Vice Admiral Zukunft has a long and distinguished career in the Coast Guard, and served with distinction during one of the most complex disasters in our nation’s history, the Deepwater Horizon Spill of 2010. During that disaster, Admiral Zukunft served as the Federal On-Scene Coordinator, leading more than 47,000 federal, state, local, and private sector responders to contain and clean up the devastating spill.
Currently, Vice Admiral Zukunft is the operational commander of the Coast Guard’s Pacific Area. This is an area of responsibility that spans half the globe, touching 71 nations and six of the seven continents. In that capacity he has dealt with transnational criminal activity, increased human activity in the Arctic, and global competition for dwindling fish stocks, among other issues. He has worked with nations like Russia, China, Japan, Canada, and South Korea while conducting combined operations against illegal fishing activity in the Western Pacific Ocean. And, he has worked to coordinate the efforts of Customs and Border Protection, Immigration and Customs Enforcement, the Department of Justice, and local law enforcement agencies at the Coast Guard’s Sector in San Diego—creating a model of interagency cooperation in the fight against transnational criminal operations along the nation’s maritime Southwest border.

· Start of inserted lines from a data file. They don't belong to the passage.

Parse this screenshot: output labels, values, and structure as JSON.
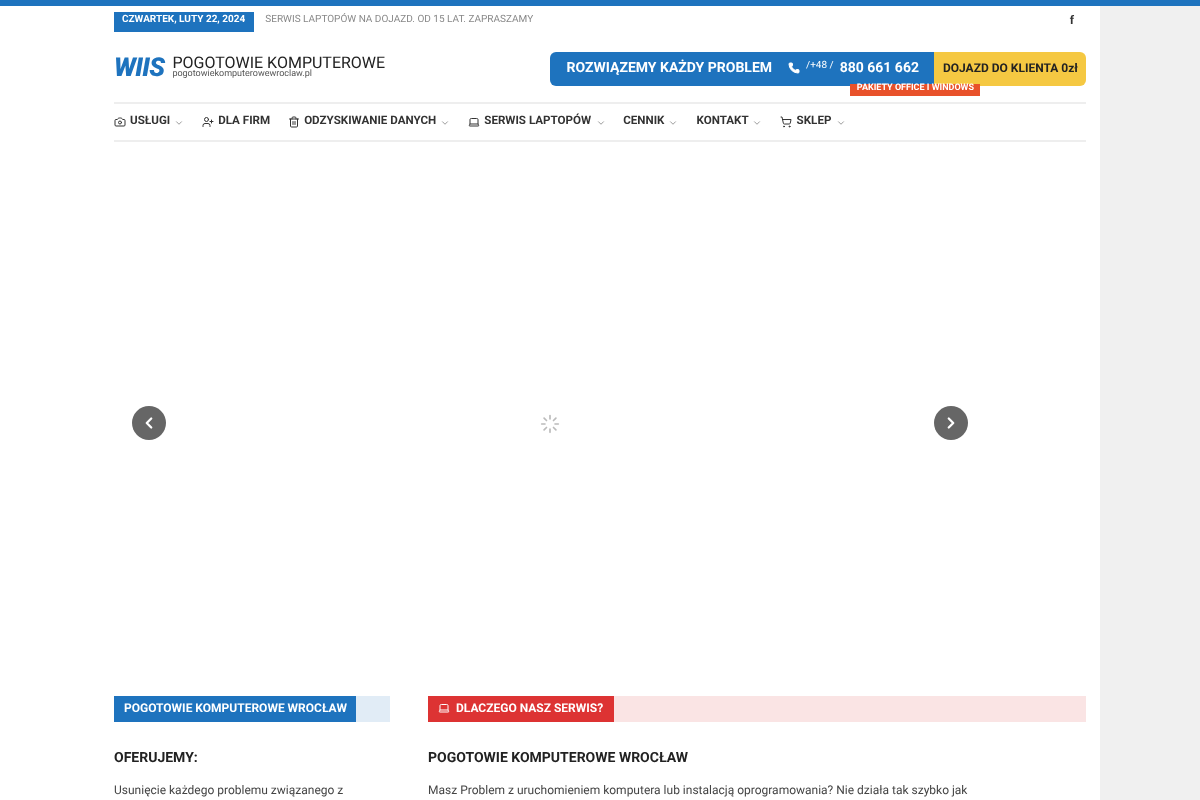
{
  "topbar": {
    "date": "CZWARTEK, LUTY 22, 2024",
    "ticker": "SERWIS LAPTOPÓW NA DOJAZD. OD 15 LAT. ZAPRASZAMY",
    "social": "f"
  },
  "logo": {
    "mark": "WIIS",
    "title": "POGOTOWIE KOMPUTEROWE",
    "domain": "pogotowiekomputerowewroclaw.pl"
  },
  "banner": {
    "slogan": "ROZWIĄZEMY KAŻDY PROBLEM",
    "phone_prefix": "/+48 /",
    "phone": "880 661 662",
    "cta": "DOJAZD DO KLIENTA 0zł",
    "ribbon": "PAKIETY OFFICE I WINDOWS"
  },
  "nav": [
    {
      "label": "USŁUGI",
      "dropdown": true
    },
    {
      "label": "DLA FIRM",
      "dropdown": false
    },
    {
      "label": "ODZYSKIWANIE DANYCH",
      "dropdown": true
    },
    {
      "label": "SERWIS LAPTOPÓW",
      "dropdown": true
    },
    {
      "label": "CENNIK",
      "dropdown": true
    },
    {
      "label": "KONTAKT",
      "dropdown": true
    },
    {
      "label": "SKLEP",
      "dropdown": true
    }
  ],
  "sections": [
    {
      "title": "POGOTOWIE KOMPUTEROWE WROCŁAW",
      "color": "#1e73be",
      "icon": false,
      "heading": "OFERUJEMY:",
      "text": "Usunięcie każdego problemu związanego z"
    },
    {
      "title": "DLACZEGO NASZ SERWIS?",
      "color": "#dd3333",
      "icon": true,
      "heading": "POGOTOWIE KOMPUTEROWE WROCŁAW",
      "text": "Masz Problem z uruchomieniem komputera lub instalacją oprogramowania? Nie działa tak szybko jak"
    }
  ]
}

Vice Admiral Zukunft also serves on the Coast Guard’s Leadership Council, comprised of the Commandant and the service’s five Vice Admirals, where he has tackled some of the toughest challenges the Coast Guard faces, ranging from budget issues to workforce matters. He currently serves on the Coast Guard’s Investment Review Board that finalizes the allocation of funds across the service’s acquisition, operations, and personnel accounts.
Clearly, Vice Admiral Zukunft is highly qualified, deeply experienced, and prepared to lead the Coast Guard. I look forward to supporting Vice Admiral Zukunft’s nomination, and I again want to express my appreciation for his willingness to continue to serve the nation as the next Commandant of the Coast Guard.

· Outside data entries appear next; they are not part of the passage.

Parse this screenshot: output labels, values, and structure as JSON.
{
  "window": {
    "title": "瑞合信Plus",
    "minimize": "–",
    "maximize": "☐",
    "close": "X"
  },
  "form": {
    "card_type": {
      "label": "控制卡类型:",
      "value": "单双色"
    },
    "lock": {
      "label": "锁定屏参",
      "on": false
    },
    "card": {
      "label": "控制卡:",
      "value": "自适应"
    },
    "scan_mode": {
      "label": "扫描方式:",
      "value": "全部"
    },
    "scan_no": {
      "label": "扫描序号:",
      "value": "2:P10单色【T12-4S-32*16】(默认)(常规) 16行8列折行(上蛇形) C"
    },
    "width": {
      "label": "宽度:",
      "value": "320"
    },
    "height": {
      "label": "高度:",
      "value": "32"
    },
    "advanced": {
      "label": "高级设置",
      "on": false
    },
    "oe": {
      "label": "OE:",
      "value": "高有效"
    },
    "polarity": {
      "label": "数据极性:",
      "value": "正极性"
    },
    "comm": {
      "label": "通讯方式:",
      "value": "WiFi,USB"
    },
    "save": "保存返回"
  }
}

Mr. Chairman, I note that we have a deadline to act on this nomination, as Admiral Papp’s term as Commandant concludes in May. I hope that we can act in a timely fashion to have Vice Admiral Zukunft in place by that time.

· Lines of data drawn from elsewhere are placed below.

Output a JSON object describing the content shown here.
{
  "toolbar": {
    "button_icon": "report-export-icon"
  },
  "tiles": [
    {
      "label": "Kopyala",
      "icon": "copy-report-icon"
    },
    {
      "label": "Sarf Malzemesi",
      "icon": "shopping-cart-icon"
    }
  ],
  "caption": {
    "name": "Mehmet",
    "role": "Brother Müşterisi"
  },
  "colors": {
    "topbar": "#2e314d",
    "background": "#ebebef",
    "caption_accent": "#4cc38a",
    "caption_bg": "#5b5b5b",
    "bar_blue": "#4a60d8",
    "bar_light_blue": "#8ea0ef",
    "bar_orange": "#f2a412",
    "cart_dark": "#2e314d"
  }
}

We will also be hearing testimony today on a later panel from two nominees to the CPSC. They are Elliot Kaye, who is nominated to be the next Chairman of the CPSC, and Joseph Mohorovic, who is nominated to be a Commissioner at the CPSC. The CPSC currently has three Commissioners, and should these two nominees be confirmed, the CPSC will return to its full slate of five Commissioners.
The CPSC is a creature of Congress, created in 1972 by the Consumer Product Safety Act (CPSA). As such, its authority is very carefully bounded by the law. It is an independent agency that has the important responsibility of protecting the public from unreasonable risks of injury or death associated with more than 15,000 consumer products, such as household products, toys, and sporting goods. The CPSC fulfills its statutory responsibilities by developing voluntary standards with industry, banning products if necessary, and informing and educating consumers, among other things.
The Commission, as defined by the CPSA, does not have jurisdiction over certain products, such as tobacco and tobacco products, or firearms and ammunition, among other items. Other federal agencies and commissions have jurisdiction over these types of products. This is important, because I am always concerned about efforts by agencies to expand their authority, and it is crucial that agencies remain within the jurisdictional and procedural boundaries mandated by Congress. Depending on timing with this afternoon’s panels, I plan on asking our two CPSC nominees about their views on some of these jurisdictional and procedural boundaries for the CPSC.
Mr. Chairman, thank you for holding this hearing, and I look forward to the testimony from our nominees.